Que veut dire la 12e place de Monaco au classement international des passeports 2026 ?
Créé il y a 20 ans et réalisé en recoupant notamment des données de l’association du transport aérien international, le classement Henley des passeports constitue un indicateur de référence pour mesurer dans le temps l’évolution de la mobilité extérieure offerte aux ressortissants monégasques. Un ba
En 2006, soit deux ans après l’entrée de la Principauté de Monaco au Conseil de l’Europe, naissait le « Henley Passport Index ». L’entreprise Henley & Partners, spécialisée dans la planification en matière de résidence et de citoyenneté pour des clients fortunés, dresse depuis un baromètre annuel de la liberté de déplacement selon les nationalités.
Un classement dans lequel Monaco a bondi ! En 2006, le passeport monégasque permettait d’accéder à 108 destinations sans visa préalable, dont l’ensemble de l’espace Schengen depuis l’an 2000. En 2026, 177 destinations sont désormais ouvertes aux Monégasques sans visa préalable [ou visa délivré à l’arrivée, ou ETA ne nécessitant pas d’approbation préalable selon la méthodologie Henley, NDLR], plaçant Monaco au 12e rang mondial. Deux pays pouvant partager le même rang.
En tête de classement, Singapour et son passeport facilitant les déplacements dans 192 pays. En queue de peloton, l’Afghanistan et ses 22 accès facilités. La France et l’Italie pointent à la 4e place (186).
Si ce classement ne peut démontrer à lui seul la puissance diplomatique d’un pays, il s’avère instructif pour la Principauté, puisque cohérent avec son activité diplomatique, à commencer par les nombreux efforts du prince Albert II pour placer son pays sur l’échiquier international.

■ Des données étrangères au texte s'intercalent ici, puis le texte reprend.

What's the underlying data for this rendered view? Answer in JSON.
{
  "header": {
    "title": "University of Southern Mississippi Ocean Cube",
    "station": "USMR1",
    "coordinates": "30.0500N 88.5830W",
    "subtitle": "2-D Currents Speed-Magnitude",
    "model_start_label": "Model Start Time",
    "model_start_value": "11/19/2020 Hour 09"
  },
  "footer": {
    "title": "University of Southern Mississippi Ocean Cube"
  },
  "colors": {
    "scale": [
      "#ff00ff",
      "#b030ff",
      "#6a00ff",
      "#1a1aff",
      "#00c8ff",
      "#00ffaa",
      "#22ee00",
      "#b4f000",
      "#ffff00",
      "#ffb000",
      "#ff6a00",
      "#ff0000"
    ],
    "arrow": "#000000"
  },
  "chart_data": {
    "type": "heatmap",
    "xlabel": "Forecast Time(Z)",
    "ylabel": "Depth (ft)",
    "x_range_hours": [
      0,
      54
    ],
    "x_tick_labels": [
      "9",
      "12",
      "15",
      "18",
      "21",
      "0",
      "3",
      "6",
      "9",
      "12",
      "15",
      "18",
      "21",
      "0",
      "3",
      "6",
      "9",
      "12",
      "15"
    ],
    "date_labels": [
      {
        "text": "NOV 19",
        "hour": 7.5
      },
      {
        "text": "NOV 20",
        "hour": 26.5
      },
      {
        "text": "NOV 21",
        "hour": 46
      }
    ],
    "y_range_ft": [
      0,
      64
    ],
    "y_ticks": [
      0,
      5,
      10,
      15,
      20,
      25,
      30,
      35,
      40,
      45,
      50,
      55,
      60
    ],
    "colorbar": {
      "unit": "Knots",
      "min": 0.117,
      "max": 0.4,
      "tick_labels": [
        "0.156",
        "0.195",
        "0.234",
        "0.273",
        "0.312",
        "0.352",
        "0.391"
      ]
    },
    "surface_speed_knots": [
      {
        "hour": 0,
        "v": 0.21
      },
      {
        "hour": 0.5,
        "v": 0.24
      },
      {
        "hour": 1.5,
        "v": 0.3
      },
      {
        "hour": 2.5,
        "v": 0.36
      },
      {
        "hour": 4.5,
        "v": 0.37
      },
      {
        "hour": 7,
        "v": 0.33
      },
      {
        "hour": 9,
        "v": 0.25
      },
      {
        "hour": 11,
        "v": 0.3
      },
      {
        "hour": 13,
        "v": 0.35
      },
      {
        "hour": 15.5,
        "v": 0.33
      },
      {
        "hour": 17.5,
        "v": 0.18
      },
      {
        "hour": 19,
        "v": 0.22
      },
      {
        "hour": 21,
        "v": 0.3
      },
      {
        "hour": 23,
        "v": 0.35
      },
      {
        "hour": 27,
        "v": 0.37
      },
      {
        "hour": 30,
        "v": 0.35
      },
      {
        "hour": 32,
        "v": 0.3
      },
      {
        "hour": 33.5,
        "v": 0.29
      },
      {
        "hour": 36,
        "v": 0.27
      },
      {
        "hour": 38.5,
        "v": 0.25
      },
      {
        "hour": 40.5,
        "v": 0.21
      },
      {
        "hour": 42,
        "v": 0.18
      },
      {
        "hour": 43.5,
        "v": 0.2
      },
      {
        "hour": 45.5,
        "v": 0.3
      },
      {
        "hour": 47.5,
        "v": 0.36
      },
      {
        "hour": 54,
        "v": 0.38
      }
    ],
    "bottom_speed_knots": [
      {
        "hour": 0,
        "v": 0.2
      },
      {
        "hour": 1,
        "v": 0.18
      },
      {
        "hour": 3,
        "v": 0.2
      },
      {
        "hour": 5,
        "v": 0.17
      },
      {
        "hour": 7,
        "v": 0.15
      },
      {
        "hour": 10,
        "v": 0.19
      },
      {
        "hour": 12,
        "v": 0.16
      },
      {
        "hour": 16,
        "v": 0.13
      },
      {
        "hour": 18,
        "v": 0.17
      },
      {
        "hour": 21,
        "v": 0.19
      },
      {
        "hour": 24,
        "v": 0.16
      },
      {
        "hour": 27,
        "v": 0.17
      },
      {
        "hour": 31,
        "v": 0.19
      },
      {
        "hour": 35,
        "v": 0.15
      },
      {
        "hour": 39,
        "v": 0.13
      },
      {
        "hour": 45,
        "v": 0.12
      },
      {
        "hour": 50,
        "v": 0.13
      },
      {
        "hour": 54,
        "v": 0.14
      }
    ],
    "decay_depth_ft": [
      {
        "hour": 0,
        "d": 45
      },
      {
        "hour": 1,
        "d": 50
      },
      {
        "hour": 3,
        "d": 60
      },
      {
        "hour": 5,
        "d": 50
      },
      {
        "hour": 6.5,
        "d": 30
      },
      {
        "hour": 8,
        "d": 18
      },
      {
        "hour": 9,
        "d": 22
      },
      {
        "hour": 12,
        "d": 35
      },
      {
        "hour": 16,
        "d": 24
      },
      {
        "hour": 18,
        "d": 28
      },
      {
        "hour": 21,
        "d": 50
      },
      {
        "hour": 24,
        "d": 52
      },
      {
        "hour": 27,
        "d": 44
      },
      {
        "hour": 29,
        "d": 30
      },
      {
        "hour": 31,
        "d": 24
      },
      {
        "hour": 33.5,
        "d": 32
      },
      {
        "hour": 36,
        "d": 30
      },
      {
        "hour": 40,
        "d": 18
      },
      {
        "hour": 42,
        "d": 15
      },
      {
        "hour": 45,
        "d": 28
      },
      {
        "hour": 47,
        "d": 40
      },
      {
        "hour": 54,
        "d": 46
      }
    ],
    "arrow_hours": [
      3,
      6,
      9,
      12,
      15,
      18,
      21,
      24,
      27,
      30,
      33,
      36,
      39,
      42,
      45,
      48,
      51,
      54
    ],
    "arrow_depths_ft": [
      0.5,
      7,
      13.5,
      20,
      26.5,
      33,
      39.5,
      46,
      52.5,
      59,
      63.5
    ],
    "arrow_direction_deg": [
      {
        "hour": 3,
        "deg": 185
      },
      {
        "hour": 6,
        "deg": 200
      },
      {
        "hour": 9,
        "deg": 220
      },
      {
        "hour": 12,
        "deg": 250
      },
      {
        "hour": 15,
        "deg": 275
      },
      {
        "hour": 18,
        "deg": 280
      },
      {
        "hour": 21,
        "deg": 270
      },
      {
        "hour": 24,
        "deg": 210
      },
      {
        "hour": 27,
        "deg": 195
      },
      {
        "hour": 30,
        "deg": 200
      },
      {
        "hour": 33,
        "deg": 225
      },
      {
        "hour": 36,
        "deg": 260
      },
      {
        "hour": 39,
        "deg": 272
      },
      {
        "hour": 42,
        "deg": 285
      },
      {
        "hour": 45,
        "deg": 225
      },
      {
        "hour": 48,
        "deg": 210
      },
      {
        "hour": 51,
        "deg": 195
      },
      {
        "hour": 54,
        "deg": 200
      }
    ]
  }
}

Si les premières années de règne du Souverain correspondent à une ouverture géopolitique mondiale et une croissance importante au classement de la plupart des pays, les années 2010 démontrent une progression monégasque en parallèle d’une multiplication des rencontres bilatérales initiées par le Prince. Avec parfois des exemples saillants.
En novembre 2012, le prince Albert II effectue ainsi une visite officielle au Kazakhstan, y inaugure un consulat honoraire et accompagne la signature d’un mémorandum économique. En juillet 2015, le gouvernement kazakh exempte les Monégasques de visa sur son territoire.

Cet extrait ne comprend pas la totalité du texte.